DOI: 10.1111/ics.12903 ISSN:

Photoaging's portrait: the road map towards its photoprotection

Flament Frederic, Saint‐Leger Didier
  • Colloid and Surface Chemistry
  • Dermatology
  • Drug Discovery
  • Pharmaceutical Science
  • Aging
  • Chemistry (miscellaneous)



To summarize key research published by the author's group, dealing with skin photoaging and its photoprotection.

Material and Methods

Two methodologies (standard photographs and selfies imaging) resulting from referential skin aging atlases were applied on 2487 subjects of different ancestries, ages, and gender. These aimed at first to best assess and grade the variable severities of some facial signs (texture/wrinkles, pigmentary spots, sagging, vascular disorders) that occur progressively during the photoaging process. Second, such methodologies were used to record the benefits brought by a photoprotective regimen (671 women and men).


In all studied ancestries, each facial sign show an increase severity along decades, at its own pace, some showing a linear like progression whereas some plateau at early ages. These changes differed according to skin innate color (phototype) and with individual behaviors vis à vis sun exposures, more so among European women than North‐East Asian women.

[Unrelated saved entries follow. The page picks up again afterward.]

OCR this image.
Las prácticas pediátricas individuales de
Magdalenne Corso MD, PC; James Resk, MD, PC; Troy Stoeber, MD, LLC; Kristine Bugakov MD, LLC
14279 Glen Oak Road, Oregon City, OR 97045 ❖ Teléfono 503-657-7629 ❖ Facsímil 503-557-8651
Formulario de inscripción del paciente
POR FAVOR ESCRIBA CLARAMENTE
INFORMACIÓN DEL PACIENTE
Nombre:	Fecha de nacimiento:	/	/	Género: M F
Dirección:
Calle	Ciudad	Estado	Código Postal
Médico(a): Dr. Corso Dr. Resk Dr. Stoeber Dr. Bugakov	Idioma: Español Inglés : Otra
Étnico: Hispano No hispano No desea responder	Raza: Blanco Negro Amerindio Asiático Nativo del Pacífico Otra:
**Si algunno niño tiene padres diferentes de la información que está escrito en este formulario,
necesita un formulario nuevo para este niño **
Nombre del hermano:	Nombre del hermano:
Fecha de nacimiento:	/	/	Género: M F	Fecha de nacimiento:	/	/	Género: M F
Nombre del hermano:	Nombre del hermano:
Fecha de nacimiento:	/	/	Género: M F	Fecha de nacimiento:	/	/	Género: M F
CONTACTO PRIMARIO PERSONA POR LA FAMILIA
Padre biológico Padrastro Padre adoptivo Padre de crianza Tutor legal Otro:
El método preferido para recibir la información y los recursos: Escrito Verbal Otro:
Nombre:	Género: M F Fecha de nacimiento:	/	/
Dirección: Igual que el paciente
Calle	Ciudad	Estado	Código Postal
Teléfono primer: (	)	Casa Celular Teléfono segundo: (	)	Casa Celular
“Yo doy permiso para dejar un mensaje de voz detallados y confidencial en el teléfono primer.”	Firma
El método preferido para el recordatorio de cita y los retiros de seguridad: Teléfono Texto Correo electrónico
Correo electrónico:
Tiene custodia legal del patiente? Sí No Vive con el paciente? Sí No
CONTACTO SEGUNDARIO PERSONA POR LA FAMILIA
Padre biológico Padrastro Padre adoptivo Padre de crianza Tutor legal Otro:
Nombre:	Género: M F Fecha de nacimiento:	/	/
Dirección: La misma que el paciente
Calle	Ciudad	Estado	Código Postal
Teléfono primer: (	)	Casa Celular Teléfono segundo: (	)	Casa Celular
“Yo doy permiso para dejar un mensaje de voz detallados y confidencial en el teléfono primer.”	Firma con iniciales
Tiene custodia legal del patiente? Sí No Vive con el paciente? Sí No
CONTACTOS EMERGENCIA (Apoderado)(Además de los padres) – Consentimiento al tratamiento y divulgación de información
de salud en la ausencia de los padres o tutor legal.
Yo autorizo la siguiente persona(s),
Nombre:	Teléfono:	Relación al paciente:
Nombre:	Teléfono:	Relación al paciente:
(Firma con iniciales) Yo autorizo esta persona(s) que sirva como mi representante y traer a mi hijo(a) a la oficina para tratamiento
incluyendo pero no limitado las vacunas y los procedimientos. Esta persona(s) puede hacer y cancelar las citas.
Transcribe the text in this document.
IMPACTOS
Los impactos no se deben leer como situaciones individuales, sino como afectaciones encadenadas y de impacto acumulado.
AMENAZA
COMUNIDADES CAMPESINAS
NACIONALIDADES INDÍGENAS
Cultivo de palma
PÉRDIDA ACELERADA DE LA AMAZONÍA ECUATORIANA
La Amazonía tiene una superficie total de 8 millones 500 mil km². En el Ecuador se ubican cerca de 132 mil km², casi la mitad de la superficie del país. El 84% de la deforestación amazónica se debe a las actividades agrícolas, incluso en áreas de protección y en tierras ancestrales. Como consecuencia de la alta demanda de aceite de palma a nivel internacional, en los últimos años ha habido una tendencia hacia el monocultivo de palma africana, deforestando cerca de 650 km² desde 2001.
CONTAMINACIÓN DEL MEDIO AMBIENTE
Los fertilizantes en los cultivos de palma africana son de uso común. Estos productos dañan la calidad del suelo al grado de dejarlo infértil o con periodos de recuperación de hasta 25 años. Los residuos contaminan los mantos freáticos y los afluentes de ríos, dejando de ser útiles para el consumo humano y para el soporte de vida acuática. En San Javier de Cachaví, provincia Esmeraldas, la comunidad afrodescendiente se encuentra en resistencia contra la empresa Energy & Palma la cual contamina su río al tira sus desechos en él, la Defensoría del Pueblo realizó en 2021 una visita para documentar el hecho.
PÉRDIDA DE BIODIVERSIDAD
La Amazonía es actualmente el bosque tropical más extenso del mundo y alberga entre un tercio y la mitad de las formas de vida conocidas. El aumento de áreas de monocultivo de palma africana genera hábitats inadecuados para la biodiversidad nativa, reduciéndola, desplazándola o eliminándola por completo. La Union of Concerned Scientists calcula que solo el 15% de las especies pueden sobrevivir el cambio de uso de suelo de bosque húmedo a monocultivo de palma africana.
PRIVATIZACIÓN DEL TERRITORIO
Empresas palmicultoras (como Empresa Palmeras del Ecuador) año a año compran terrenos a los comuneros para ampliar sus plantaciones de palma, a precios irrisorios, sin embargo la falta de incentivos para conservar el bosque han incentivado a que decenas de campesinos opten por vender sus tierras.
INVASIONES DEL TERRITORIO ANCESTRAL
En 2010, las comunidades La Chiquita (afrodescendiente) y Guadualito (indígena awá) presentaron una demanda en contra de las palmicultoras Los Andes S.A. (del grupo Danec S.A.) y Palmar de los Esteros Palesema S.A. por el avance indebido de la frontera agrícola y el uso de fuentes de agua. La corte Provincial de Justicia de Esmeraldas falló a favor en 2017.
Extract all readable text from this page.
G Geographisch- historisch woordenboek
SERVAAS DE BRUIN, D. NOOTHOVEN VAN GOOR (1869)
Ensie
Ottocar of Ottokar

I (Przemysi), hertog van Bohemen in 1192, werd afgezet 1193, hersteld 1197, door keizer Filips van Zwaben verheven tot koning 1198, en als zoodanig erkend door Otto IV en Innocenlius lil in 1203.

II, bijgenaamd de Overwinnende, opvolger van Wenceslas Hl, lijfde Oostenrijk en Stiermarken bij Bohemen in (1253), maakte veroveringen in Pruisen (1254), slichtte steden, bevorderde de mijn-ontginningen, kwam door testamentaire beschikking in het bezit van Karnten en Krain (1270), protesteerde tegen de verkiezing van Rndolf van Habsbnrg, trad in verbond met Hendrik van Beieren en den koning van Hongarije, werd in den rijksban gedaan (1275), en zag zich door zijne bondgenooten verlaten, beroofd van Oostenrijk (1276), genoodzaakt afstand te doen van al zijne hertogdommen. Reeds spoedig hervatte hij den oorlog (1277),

An effect of gender (less severe alterations) was observed on Chinese men, as compared to Chinese women. Pigmentary disorders were found hallmarks of photo‐aged North‐East Asian women. Globally photoaging impact the apparent age of the different subjects.

The counteracting effects of strong topical Photoprotective regimens were evidenced along a 6‐month seasonality in Chinese and Caucasian women or 1‐year period in Brazilian women with phototypes II to VI. Photoprotection led to a more even skin complexion among Indian subjects with pigment irregularities.


Two factors clearly hamper a better assessment of the efficiency of photoprotection of the sun‐induced cutaneous aging: short durations (months) of the studies with regard the global fate of photoaging by decades and the number of studied subjects, limited to hundreds for practical reasons. The methodology based on the automatic analysis of facial signs through selfies images could theoretically by‐pass both factors, allowing thousands of subjects to be studied along years.